Sono felice di essere qui questa sera – dichiara Siravo – perchè quando ho visto questo luogo per la prima volta ho espresso il desiderio di poterci recitare un giorno. Stasera quel sogno si è avverato. Desidero ringraziare tutti coloro i quali si sono adoperati per la riuscita di questa rappresentazione teatrale in cui si parla dei miti: importantissimi, alla base della vita di noi occidentali. Prometeo forse lo è ancora di più. Dona generosamente la sua vita per gli esseri umani e questo lo porta a scontrarsi con Zeus, con la divinità. Dietro a questo la metafora meravigliosa dello scontro tra gli uomini ed il potere che sempre domina”.

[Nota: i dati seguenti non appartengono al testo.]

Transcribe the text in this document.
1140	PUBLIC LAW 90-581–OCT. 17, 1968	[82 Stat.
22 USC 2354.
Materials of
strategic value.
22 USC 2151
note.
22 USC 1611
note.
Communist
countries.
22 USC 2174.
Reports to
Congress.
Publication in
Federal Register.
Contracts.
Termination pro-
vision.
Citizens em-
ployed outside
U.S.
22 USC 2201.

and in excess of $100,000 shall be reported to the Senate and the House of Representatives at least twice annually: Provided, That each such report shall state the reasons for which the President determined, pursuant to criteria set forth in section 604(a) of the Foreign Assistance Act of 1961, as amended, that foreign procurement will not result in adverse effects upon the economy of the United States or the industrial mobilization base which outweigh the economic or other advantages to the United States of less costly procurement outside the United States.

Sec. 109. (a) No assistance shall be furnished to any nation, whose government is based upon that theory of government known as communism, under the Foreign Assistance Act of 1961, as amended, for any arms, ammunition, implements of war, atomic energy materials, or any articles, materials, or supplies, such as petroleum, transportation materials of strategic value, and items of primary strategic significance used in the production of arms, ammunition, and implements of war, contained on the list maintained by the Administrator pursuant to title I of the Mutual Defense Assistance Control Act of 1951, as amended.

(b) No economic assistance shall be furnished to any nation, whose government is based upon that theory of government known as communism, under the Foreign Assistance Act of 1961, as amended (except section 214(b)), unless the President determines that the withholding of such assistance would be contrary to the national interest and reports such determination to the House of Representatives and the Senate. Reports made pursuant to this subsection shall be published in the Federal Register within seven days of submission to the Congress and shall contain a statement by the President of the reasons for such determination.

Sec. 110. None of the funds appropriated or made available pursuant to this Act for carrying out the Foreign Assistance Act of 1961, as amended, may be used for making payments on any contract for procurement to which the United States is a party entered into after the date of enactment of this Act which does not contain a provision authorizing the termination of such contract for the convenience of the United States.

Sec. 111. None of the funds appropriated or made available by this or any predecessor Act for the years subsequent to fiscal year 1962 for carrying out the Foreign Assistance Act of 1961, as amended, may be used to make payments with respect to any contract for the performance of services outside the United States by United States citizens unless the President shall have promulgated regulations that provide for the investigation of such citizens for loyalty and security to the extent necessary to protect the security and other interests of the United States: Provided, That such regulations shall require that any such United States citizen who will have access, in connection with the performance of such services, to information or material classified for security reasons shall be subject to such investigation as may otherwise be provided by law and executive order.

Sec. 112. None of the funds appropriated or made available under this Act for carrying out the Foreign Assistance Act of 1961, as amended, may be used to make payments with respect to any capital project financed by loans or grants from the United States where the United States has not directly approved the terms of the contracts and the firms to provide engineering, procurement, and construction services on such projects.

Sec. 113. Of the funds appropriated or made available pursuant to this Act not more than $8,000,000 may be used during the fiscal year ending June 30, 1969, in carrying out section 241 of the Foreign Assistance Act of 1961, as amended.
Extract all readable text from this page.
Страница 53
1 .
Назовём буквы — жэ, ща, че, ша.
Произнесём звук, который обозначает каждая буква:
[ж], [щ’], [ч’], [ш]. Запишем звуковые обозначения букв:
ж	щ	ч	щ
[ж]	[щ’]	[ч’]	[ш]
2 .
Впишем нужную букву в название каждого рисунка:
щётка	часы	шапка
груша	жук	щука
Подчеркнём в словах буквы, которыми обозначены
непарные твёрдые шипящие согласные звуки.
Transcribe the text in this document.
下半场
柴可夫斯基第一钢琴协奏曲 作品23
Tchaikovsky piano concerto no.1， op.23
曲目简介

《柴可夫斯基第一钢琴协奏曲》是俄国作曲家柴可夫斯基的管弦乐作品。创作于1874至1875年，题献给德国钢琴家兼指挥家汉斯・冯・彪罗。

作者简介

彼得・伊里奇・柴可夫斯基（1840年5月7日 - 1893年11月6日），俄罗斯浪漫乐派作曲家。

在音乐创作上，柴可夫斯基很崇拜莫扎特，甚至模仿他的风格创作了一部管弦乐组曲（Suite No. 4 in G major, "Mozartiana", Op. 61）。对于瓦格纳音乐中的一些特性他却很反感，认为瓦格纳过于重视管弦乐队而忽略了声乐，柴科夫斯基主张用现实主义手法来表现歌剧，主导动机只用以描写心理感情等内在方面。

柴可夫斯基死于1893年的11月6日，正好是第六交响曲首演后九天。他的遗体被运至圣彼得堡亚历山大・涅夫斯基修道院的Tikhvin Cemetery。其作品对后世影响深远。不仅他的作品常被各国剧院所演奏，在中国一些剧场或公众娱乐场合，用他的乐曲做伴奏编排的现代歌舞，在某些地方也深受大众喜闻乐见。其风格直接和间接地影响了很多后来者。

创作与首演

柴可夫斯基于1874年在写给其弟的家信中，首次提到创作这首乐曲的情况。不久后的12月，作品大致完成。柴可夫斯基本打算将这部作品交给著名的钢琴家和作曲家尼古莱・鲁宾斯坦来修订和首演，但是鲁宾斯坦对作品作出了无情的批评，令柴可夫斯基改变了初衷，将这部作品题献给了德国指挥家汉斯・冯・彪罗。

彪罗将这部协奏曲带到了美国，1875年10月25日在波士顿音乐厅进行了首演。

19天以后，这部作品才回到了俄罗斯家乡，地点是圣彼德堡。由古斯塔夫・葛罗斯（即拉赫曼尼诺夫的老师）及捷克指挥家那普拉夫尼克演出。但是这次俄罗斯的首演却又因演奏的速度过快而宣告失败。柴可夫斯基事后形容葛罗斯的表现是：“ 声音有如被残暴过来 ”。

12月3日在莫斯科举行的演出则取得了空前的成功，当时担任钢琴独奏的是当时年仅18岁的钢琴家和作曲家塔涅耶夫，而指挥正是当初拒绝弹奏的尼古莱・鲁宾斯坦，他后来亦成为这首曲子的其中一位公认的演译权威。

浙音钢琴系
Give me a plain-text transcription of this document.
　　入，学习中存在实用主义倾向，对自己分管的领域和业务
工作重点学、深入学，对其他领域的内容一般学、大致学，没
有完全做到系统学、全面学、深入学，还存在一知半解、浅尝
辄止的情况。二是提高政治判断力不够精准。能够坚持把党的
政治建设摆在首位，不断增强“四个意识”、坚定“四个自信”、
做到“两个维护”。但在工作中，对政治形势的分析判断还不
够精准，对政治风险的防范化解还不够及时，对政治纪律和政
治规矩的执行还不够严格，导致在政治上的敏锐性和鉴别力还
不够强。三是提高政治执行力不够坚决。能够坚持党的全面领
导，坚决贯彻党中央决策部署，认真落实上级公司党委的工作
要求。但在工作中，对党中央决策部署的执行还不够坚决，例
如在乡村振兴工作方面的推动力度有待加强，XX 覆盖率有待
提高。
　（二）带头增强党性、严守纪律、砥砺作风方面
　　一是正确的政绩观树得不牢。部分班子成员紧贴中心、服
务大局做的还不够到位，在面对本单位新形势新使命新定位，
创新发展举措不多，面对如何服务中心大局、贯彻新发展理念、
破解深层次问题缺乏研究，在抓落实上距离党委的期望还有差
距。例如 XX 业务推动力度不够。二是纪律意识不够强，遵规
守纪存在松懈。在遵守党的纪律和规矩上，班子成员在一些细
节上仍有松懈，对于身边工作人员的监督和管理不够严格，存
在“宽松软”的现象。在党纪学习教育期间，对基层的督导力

Uno spettacolo affascinante che andrebbe proposto e distribuito in qualsiasi spazio, poiché il regista Patrick Rossi Gastaldi l’ha reso essenziale nella messa in scena, con un solo elemento scenografico, la roccia, sulla cui piattaforma si erge per oltre un’ora il Prometeo di Siravo, la cui recitazione è carica di colori umani anche quando si scaglia verso coloro che gli girano intorno condannandolo e che sono pro Zeus.

L’ identificazione del pubblico in Prometeo a quel punto avviene eccome: il Titano, come l’uomo, aspira ad un pò di più che non gli è concesso. E’ un eroe confinato in un sistema di valori arcaici, dove l’ambizione a un “di più” è considerata un atto intollerabile di superbia e tracotanza. Prometeo-Siravo non arretra di un millimetro perché l’unica cosa che gli preme è la solidarietà verso gli uomini e la volontà di aiutarli a progredire.

L’adattamento tende ad essere più diretto possibile, senza però, togliere alcuni misteri che le parole sanno suscitare, incantare, sognare, pensare. Senza sconvolgere i pensieri aulici e poetici che l’autore ci tramanda. Allora una domanda sorge ora nel 2021: merita l’uomo questo supplizio atroce, senza pace e senza fine che Prometeo, innamorato dell’umano, subisce?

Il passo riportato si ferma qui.